Cambodia, too, was heavily affected by wartime bombing, with the United States dropping at least 26 million cluster sub-munitions on the country, according to the 2010 Cluster Munitions Monitor report. The report estimates that between 1.9 million and 5.8 million cluster munition remnants remain unexploded in Cambodia.
Launched from the ground or dropped from the air, cluster bombs split open before impact to scatter multiple bomblets over a wide area. Many fail to explode and can lie hidden for decades, posing a threat to unsuspecting farmers and children.
More than 1,000 government and military officials, charity workers and bomb victims, some of whom arrived in wheelchairs, have gathered for the four-day meeting in Vientiane. Hundreds of school children waving flowers lined the road to the theatre where the event opened. Sayasone said the meeting is “of historical significance” towards implementation of the charter.
Norway was the first country to sign the convention, followed by Laos. A total of 108 nations have signed the convention and more than 40 have ratified, but Cambodia, Vietnam and Thailand are among those that have yet to sign.
Cambodia has sent a delegation to this week’s meeting, but has so far indicated no intention to sign the convention, despite playing an instrumental role in drafting the convention.
Leng Sochea, deputy secretary general of the Cambodian Mines Action Authority, said yesterday that the government was still studying what effect the convention could have on Cambodia’s defence capabilities.
He said, however, that “without signing the convention, we will still eliminate these kinds of cluster munitions when we find them”.
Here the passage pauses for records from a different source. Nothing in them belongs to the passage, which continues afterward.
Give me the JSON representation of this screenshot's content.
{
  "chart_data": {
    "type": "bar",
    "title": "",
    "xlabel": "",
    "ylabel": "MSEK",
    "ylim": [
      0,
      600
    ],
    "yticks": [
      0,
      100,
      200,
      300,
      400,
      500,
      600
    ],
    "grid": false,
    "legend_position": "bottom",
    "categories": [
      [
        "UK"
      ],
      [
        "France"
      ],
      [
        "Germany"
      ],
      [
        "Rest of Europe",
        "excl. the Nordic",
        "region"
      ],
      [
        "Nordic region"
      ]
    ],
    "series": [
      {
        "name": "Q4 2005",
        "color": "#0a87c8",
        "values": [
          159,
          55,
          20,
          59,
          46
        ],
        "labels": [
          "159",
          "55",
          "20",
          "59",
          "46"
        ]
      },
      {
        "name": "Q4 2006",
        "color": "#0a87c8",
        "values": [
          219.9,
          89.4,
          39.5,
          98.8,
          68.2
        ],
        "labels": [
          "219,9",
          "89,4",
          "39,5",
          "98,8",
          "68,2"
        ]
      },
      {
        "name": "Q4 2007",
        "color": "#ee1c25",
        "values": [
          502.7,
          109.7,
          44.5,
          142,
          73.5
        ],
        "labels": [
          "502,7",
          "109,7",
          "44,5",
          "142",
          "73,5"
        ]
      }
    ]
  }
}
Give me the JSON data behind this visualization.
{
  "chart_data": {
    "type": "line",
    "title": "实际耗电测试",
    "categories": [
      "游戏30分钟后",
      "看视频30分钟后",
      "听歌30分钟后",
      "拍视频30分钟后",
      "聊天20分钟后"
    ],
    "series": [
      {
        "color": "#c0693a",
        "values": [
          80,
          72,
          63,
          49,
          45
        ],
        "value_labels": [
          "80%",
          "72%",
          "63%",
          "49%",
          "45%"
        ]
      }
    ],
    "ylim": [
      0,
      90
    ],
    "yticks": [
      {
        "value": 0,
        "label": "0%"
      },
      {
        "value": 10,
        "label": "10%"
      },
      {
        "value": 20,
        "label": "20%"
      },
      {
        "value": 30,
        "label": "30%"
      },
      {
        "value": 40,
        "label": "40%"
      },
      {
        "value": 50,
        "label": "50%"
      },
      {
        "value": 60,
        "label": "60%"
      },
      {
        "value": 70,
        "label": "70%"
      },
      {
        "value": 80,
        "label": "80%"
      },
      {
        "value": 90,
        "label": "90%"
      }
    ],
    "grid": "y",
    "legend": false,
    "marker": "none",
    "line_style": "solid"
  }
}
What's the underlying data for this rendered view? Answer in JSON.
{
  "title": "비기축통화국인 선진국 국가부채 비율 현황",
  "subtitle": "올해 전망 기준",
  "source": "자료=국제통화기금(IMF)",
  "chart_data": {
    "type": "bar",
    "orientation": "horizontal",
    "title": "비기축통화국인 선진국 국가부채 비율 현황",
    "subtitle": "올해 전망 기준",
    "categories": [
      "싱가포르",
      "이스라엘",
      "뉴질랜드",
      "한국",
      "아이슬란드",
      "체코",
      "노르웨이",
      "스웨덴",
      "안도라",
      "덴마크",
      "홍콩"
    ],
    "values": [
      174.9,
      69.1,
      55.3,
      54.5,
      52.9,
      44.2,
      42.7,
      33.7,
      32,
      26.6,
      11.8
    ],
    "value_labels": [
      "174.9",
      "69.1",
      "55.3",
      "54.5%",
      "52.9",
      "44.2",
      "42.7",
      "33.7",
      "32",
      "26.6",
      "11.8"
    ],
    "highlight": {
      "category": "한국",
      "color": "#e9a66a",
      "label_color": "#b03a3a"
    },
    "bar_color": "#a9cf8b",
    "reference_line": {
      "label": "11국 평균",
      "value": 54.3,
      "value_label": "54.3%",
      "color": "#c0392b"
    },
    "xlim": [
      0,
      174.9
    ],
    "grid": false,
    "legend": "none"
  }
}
Thoummy Silamphan, a 22-year-old victim of unexploded munitions strongly urged governments like Cambodia to join the convention. Speaking at the opening cermony, he recounted how aged just eight a bomblet blew off his left hand as he dug for edible bamboo shoots on the way home from school in rural Laos.
“We need your cooperation and for everyone to join together to help UXO victims,” Thoummy said.